42 Le droit que le syndicat a pu perdre n’est qu’une possibilité de négocier. Une possibilité perdue ne confère pas nécessairement un droit à la mesure corrective demandée par le syndicat. Il n’y a pas de garantie absolue que le syndicat aurait obtenu l’interdiction des licenciements si la possibilité d’éliminer des emplois avait été divulguée et s’il y avait eu des négociations à ce sujet.

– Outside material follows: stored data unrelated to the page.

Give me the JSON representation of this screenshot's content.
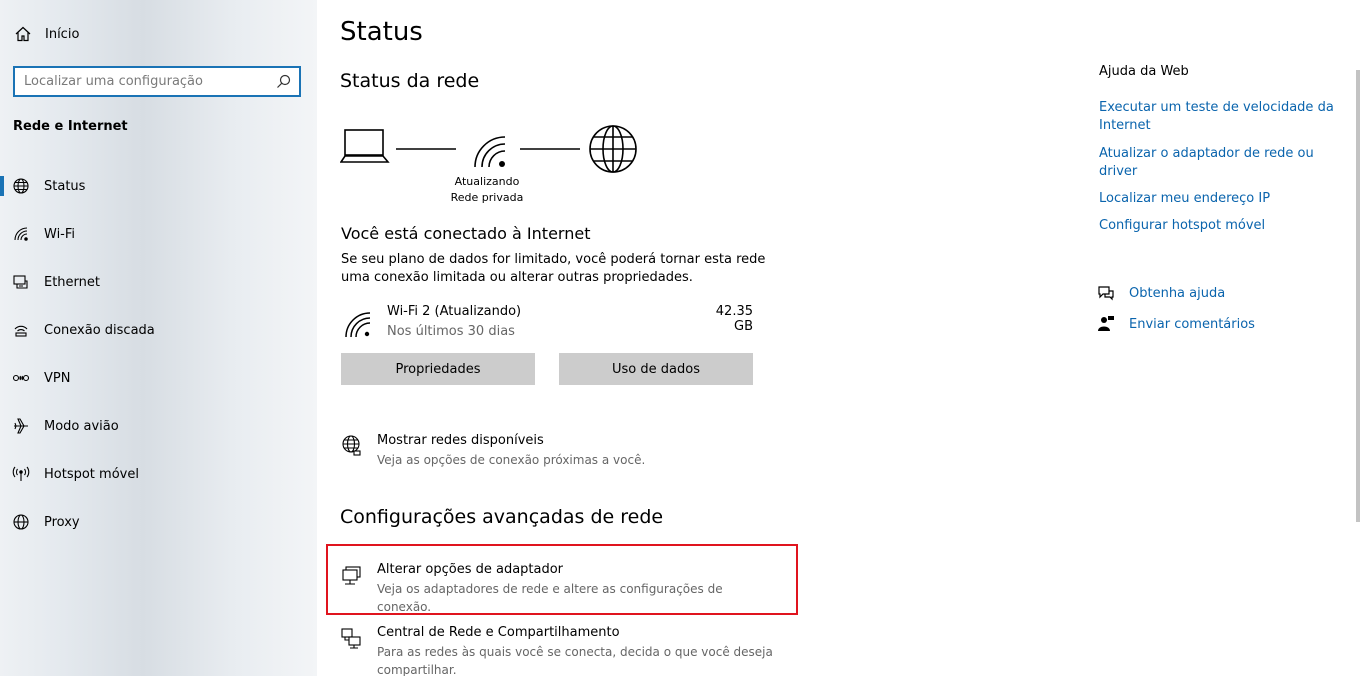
{
  "sidebar": {
    "home_label": "Início",
    "search_placeholder": "Localizar uma configuração",
    "section_title": "Rede e Internet",
    "items": [
      {
        "label": "Status"
      },
      {
        "label": "Wi-Fi"
      },
      {
        "label": "Ethernet"
      },
      {
        "label": "Conexão discada"
      },
      {
        "label": "VPN"
      },
      {
        "label": "Modo avião"
      },
      {
        "label": "Hotspot móvel"
      },
      {
        "label": "Proxy"
      }
    ]
  },
  "main": {
    "title": "Status",
    "network_status_heading": "Status da rede",
    "diagram_caption_line1": "Atualizando",
    "diagram_caption_line2": "Rede privada",
    "connected_heading": "Você está conectado à Internet",
    "connected_desc": "Se seu plano de dados for limitado, você poderá tornar esta rede uma conexão limitada ou alterar outras propriedades.",
    "connection": {
      "name": "Wi-Fi 2 (Atualizando)",
      "sub": "Nos últimos 30 dias",
      "usage": "42.35 GB"
    },
    "buttons": {
      "properties": "Propriedades",
      "data_usage": "Uso de dados"
    },
    "show_networks": {
      "title": "Mostrar redes disponíveis",
      "sub": "Veja as opções de conexão próximas a você."
    },
    "advanced_heading": "Configurações avançadas de rede",
    "adapter_options": {
      "title": "Alterar opções de adaptador",
      "sub": "Veja os adaptadores de rede e altere as configurações de conexão."
    },
    "sharing_center": {
      "title": "Central de Rede e Compartilhamento",
      "sub": "Para as redes às quais você se conecta, decida o que você deseja compartilhar."
    }
  },
  "right": {
    "web_help_title": "Ajuda da Web",
    "links": [
      "Executar um teste de velocidade da Internet",
      "Atualizar o adaptador de rede ou driver",
      "Localizar meu endereço IP",
      "Configurar hotspot móvel"
    ],
    "get_help": "Obtenha ajuda",
    "feedback": "Enviar comentários"
  },
  "colors": {
    "accent": "#1a73b5",
    "link": "#0a64ad",
    "highlight": "#e0141e",
    "button": "#cccccc"
  }
}
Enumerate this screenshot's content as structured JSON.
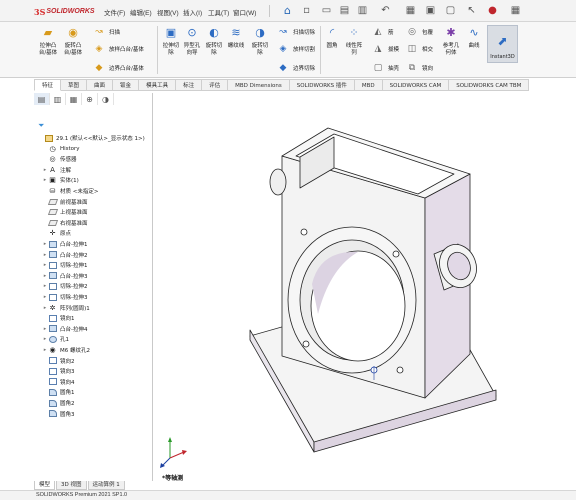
{
  "app": {
    "logo_ds": "3S",
    "logo_name": "SOLIDWORKS"
  },
  "menu": [
    {
      "label": "文件(F)"
    },
    {
      "label": "编辑(E)"
    },
    {
      "label": "视图(V)"
    },
    {
      "label": "插入(I)"
    },
    {
      "label": "工具(T)"
    },
    {
      "label": "窗口(W)"
    }
  ],
  "ribbon": {
    "left_tools": [
      {
        "label": "拉伸凸\n台/基体",
        "icon": "extruded-boss-icon"
      },
      {
        "label": "旋转凸\n台/基体",
        "icon": "revolved-boss-icon"
      }
    ],
    "sweep_group": [
      {
        "label": "扫描",
        "icon": "swept-boss-icon"
      },
      {
        "label": "放样凸台/基体",
        "icon": "lofted-boss-icon"
      },
      {
        "label": "边界凸台/基体",
        "icon": "boundary-boss-icon"
      }
    ],
    "cut_tools": [
      {
        "label": "拉伸切\n除",
        "icon": "extruded-cut-icon"
      },
      {
        "label": "异型孔\n向导",
        "icon": "hole-wizard-icon"
      },
      {
        "label": "旋转切\n除",
        "icon": "revolved-cut-icon"
      },
      {
        "label": "螺纹线",
        "icon": "thread-icon"
      },
      {
        "label": "旋转切\n除",
        "icon": "revolved-cut-2-icon"
      }
    ],
    "cut_group": [
      {
        "label": "扫描切除",
        "icon": "swept-cut-icon"
      },
      {
        "label": "放样切割",
        "icon": "lofted-cut-icon"
      },
      {
        "label": "边界切除",
        "icon": "boundary-cut-icon"
      }
    ],
    "feature_tools": [
      {
        "label": "圆角",
        "icon": "fillet-icon"
      },
      {
        "label": "线性阵\n列",
        "icon": "linear-pattern-icon"
      }
    ],
    "misc_group": [
      {
        "label": "筋",
        "icon": "rib-icon"
      },
      {
        "label": "拔模",
        "icon": "draft-icon"
      },
      {
        "label": "抽壳",
        "icon": "shell-icon"
      },
      {
        "label": "包覆",
        "icon": "wrap-icon"
      },
      {
        "label": "相交",
        "icon": "intersect-icon"
      },
      {
        "label": "镜向",
        "icon": "mirror-icon"
      }
    ],
    "ref_tools": [
      {
        "label": "参考几\n何体",
        "icon": "reference-geometry-icon"
      },
      {
        "label": "曲线",
        "icon": "curves-icon"
      }
    ],
    "instant3d": "Instant3D"
  },
  "tabs": [
    "特征",
    "草图",
    "曲面",
    "钣金",
    "模具工具",
    "标注",
    "评估",
    "MBD Dimensions",
    "SOLIDWORKS 插件",
    "MBD",
    "SOLIDWORKS CAM",
    "SOLIDWORKS CAM TBM"
  ],
  "feature_tree": [
    {
      "label": "29.1  (默认<<默认>_显示状态 1>)",
      "icon": "part-icon",
      "arrow": ""
    },
    {
      "label": "History",
      "icon": "history-icon",
      "arrow": ""
    },
    {
      "label": "传感器",
      "icon": "sensors-icon",
      "arrow": ""
    },
    {
      "label": "注解",
      "icon": "annotations-icon",
      "arrow": "▸"
    },
    {
      "label": "实体(1)",
      "icon": "solid-bodies-icon",
      "arrow": "▸"
    },
    {
      "label": "材质 <未指定>",
      "icon": "material-icon",
      "arrow": ""
    },
    {
      "label": "前视基准面",
      "icon": "plane-icon",
      "arrow": ""
    },
    {
      "label": "上视基准面",
      "icon": "plane-icon",
      "arrow": ""
    },
    {
      "label": "右视基准面",
      "icon": "plane-icon",
      "arrow": ""
    },
    {
      "label": "原点",
      "icon": "origin-icon",
      "arrow": ""
    },
    {
      "label": "凸台-拉伸1",
      "icon": "extrude-icon",
      "arrow": "▸"
    },
    {
      "label": "凸台-拉伸2",
      "icon": "extrude-icon",
      "arrow": "▸"
    },
    {
      "label": "切除-拉伸1",
      "icon": "cut-extrude-icon",
      "arrow": "▸"
    },
    {
      "label": "凸台-拉伸3",
      "icon": "extrude-icon",
      "arrow": "▸"
    },
    {
      "label": "切除-拉伸2",
      "icon": "cut-extrude-icon",
      "arrow": "▸"
    },
    {
      "label": "切除-拉伸3",
      "icon": "cut-extrude-icon",
      "arrow": "▸"
    },
    {
      "label": "阵列(圆周)1",
      "icon": "circular-pattern-icon",
      "arrow": "▸"
    },
    {
      "label": "镜向1",
      "icon": "mirror-feature-icon",
      "arrow": ""
    },
    {
      "label": "凸台-拉伸4",
      "icon": "extrude-icon",
      "arrow": "▸"
    },
    {
      "label": "孔1",
      "icon": "hole-icon",
      "arrow": "▸"
    },
    {
      "label": "M6 螺纹孔2",
      "icon": "tapped-hole-icon",
      "arrow": "▸"
    },
    {
      "label": "镜向2",
      "icon": "mirror-feature-icon",
      "arrow": ""
    },
    {
      "label": "镜向3",
      "icon": "mirror-feature-icon",
      "arrow": ""
    },
    {
      "label": "镜向4",
      "icon": "mirror-feature-icon",
      "arrow": ""
    },
    {
      "label": "圆角1",
      "icon": "fillet-feature-icon",
      "arrow": ""
    },
    {
      "label": "圆角2",
      "icon": "fillet-feature-icon",
      "arrow": ""
    },
    {
      "label": "圆角3",
      "icon": "fillet-feature-icon",
      "arrow": ""
    }
  ],
  "bottom_tabs": [
    "模型",
    "3D 视图",
    "运动算例 1"
  ],
  "status": "SOLIDWORKS Premium 2021 SP1.0",
  "view_label": "*等轴测",
  "colors": {
    "model_face": "#f2f2f2",
    "model_side": "#e3dbe6",
    "model_edge": "#222222",
    "brand_red": "#d62828"
  }
}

43 Il est vrai que le syndicat aurait pu exercer des pressions sur l’employeur pour tenter d’obtenir un compromis acceptable. Toutefois, rien ne garantit que les pressions qu’il aurait exercées auraient permis d’obtenir le résultat souhaité. Si le syndicat avait insisté pour empêcher l’employeur de procéder à des licenciements, l’employeur aurait pu adopter sa propre attitude d’opposition, dure, mais légitime. Comme tout résultat est hypothétique, il n’est pas possible de reconstituer le déroulement de la négociation si la violation en question n’avait pas eu lieu.
[…]
49 Les discussions qui ont eu lieu après la présentation des plaintes au titre des articles 11 et 54 ont donné au syndicat une possibilité de parler à l’employeur de solutions de rechange à ces licenciements. Le syndicat a donc eu la possibilité d’aborder la question lorsqu’il a conclu l’entente avec l’employeur en avril. Je comprends l’argument du syndicat selon lequel ces discussions n’équivalaient pas à une réouverture complète de la convention collective. Le syndicat affirme qu’il a tenté de rouvrir la convention collective en mars, mais que l’employeur a refusé. L’employeur semble nier cette affirmation. Aux fins de l’examen de l’objection relative au caractère théorique de l’affaire, il importe peu de savoir laquelle des deux affirmations est vraie. Que l’affirmation du syndicat ou la dénégation de l’employeur soit vraie, les parties ont par la suite négocié une entente pour résoudre certaines des questions en litige et ont signé la convention collective sans préjudice. Dans sa plainte au titre de l’article 11, le syndicat ne demande pas à la Commission d’ouvrir la convention collective. Il ne demande pas non plus à la Commission de déclarer que la convention collective n’existe pas en raison d’une fausse déclaration.
[…]
[Je mets en évidence]
[31] La décision Campbell River est la décision qui se rapproche le plus des faits du présent cas, mais même cette décision est légèrement différente en ce sens que le syndicat et l’employeur ont continué à négocier la question après avoir ratifié la convention collective, et que la divulgation a eu lieu après la ratification, mais avant la signature. Contrairement à Campbell River, rien n’indique à ce stade que l’AFPC a demandé à renégocier la convention collective ou que l’ARC était ou aurait été disposée à le faire. En outre, la BCLRB n’a abordé que la deuxième question soulevée dans cette affaire (à savoir si la plainte est théorique) et n’a pas directement abordé la question de savoir si la divulgation entre une entente de principe et la ratification de cette entente remédie à toute violation de l’obligation de divulgation non sollicitée avant la conclusion d’une entente de principe.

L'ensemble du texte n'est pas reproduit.